If we retreat now — conclude that ambition was the problem — the consequence won’t be caution or financial discipline. It’ll be exit. Talented founders, engineers, and operators will build elsewhere: in Singapore, Dubai, London, or SF. Bangladesh will educate them, and then watch others capture the value. We lose not just companies, but the accumulated knowledge to build the next ones.

The discipline we need isn’t smaller ambition. It’s matching ambition with better execution and better institutions. More serious, not smaller. More rigorous, not more fearful. More demanding, not less imaginative.

Every serious startup leaves an imprint: trained people, changed habits, better tools, new expectations, and hard-earned knowledge about what doesn’t work. That knowledge compounds across generations and forms the ecosystem — not because every company wins, but because each attempt leaves the next one better informed.

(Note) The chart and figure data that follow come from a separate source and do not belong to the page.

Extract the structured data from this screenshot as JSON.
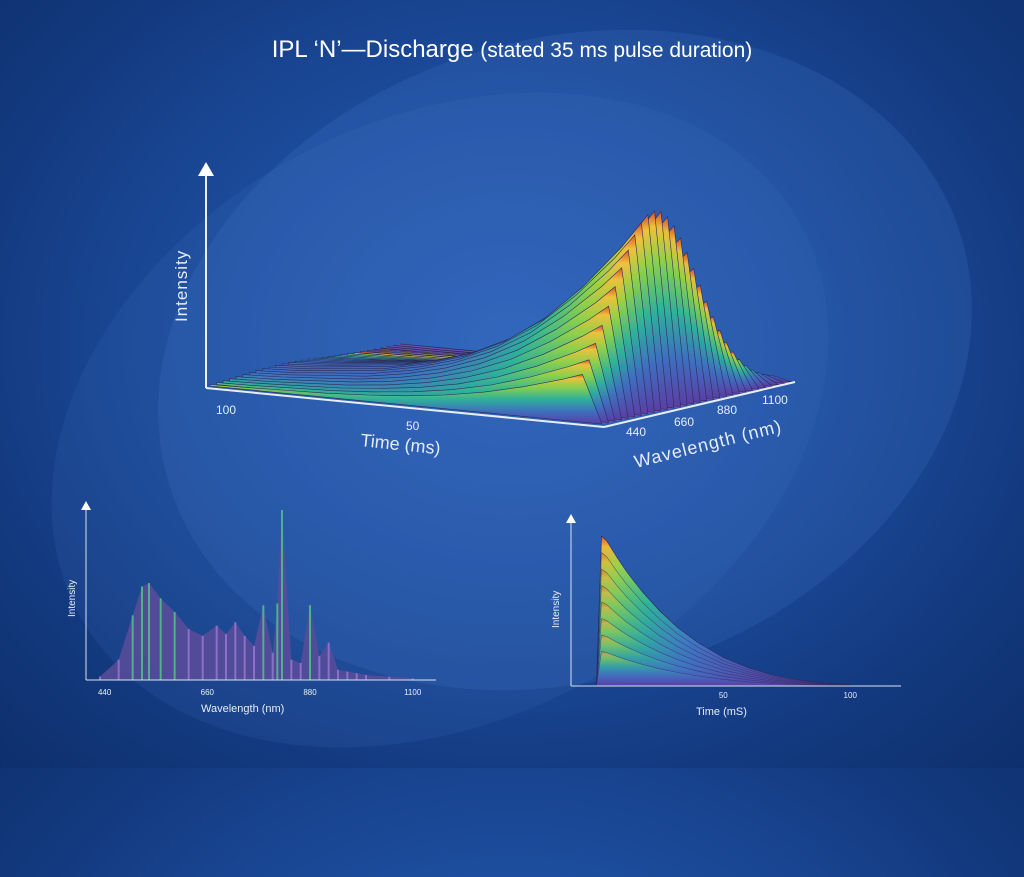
{
  "slide": {
    "title_main": "IPL ‘N’—Discharge",
    "title_sub": "(stated 35 ms pulse duration)"
  },
  "chart_data": [
    {
      "type": "area",
      "view": "3d-surface",
      "ylabel": "Intensity",
      "xlabel": "Time (ms)",
      "zlabel": "Wavelength (nm)",
      "time_ticks": [
        "100",
        "50"
      ],
      "wavelength_ticks": [
        "440",
        "660",
        "880",
        "1100"
      ],
      "x": [
        100,
        90,
        80,
        70,
        60,
        50,
        40,
        30,
        20,
        10,
        5,
        0
      ],
      "series": [
        {
          "values": [
            0.03,
            0.04,
            0.06,
            0.08,
            0.12,
            0.18,
            0.27,
            0.4,
            0.58,
            0.8,
            0.93,
            0.0
          ]
        }
      ]
    },
    {
      "type": "area",
      "ylabel": "Intensity",
      "xlabel": "Wavelength (nm)",
      "xticks": [
        "440",
        "660",
        "880",
        "1100"
      ],
      "xlim": [
        400,
        1150
      ],
      "x": [
        430,
        470,
        500,
        520,
        535,
        560,
        590,
        620,
        650,
        680,
        700,
        720,
        740,
        760,
        780,
        800,
        810,
        820,
        840,
        860,
        880,
        900,
        920,
        940,
        960,
        980,
        1000,
        1050,
        1100
      ],
      "series": [
        {
          "values": [
            0.02,
            0.12,
            0.38,
            0.55,
            0.57,
            0.48,
            0.4,
            0.3,
            0.26,
            0.32,
            0.27,
            0.34,
            0.26,
            0.2,
            0.44,
            0.16,
            0.45,
            1.0,
            0.12,
            0.1,
            0.44,
            0.14,
            0.22,
            0.06,
            0.05,
            0.04,
            0.03,
            0.02,
            0.01
          ]
        }
      ]
    },
    {
      "type": "area",
      "ylabel": "Intensity",
      "xlabel": "Time (mS)",
      "xticks": [
        "50",
        "100"
      ],
      "xlim": [
        -10,
        120
      ],
      "x": [
        0,
        2,
        4,
        8,
        12,
        18,
        25,
        32,
        40,
        50,
        60,
        70,
        80,
        90,
        100
      ],
      "series": [
        {
          "values": [
            0.0,
            1.0,
            0.97,
            0.86,
            0.76,
            0.63,
            0.5,
            0.39,
            0.29,
            0.19,
            0.12,
            0.07,
            0.04,
            0.02,
            0.01
          ]
        }
      ]
    }
  ]
}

So, the choice is simple. Keep allocating capital to the tenth shop, the hundredth factory, the next politically-connected loan, and the next idle machine. Or it can allocate more — much more — to experiments that might build the country’s future systems. The first path feels safe because it’s familiar. The second path is uncertain because it requires understanding the future. But that’s how innovation happens and countries move forward.

At 0.03% of GDP, Bangladesh isn’t overinvesting in startups. It’s barely trying. The 21st century won’t reward countries that repeat the 20th. It will reward those that build what others depend on. Bangladesh has to decide: stay permanently downstream — exporting effort, importing intelligence, calling that prudence? Or build.


Waseem Alim is a co-founder of Chaldal.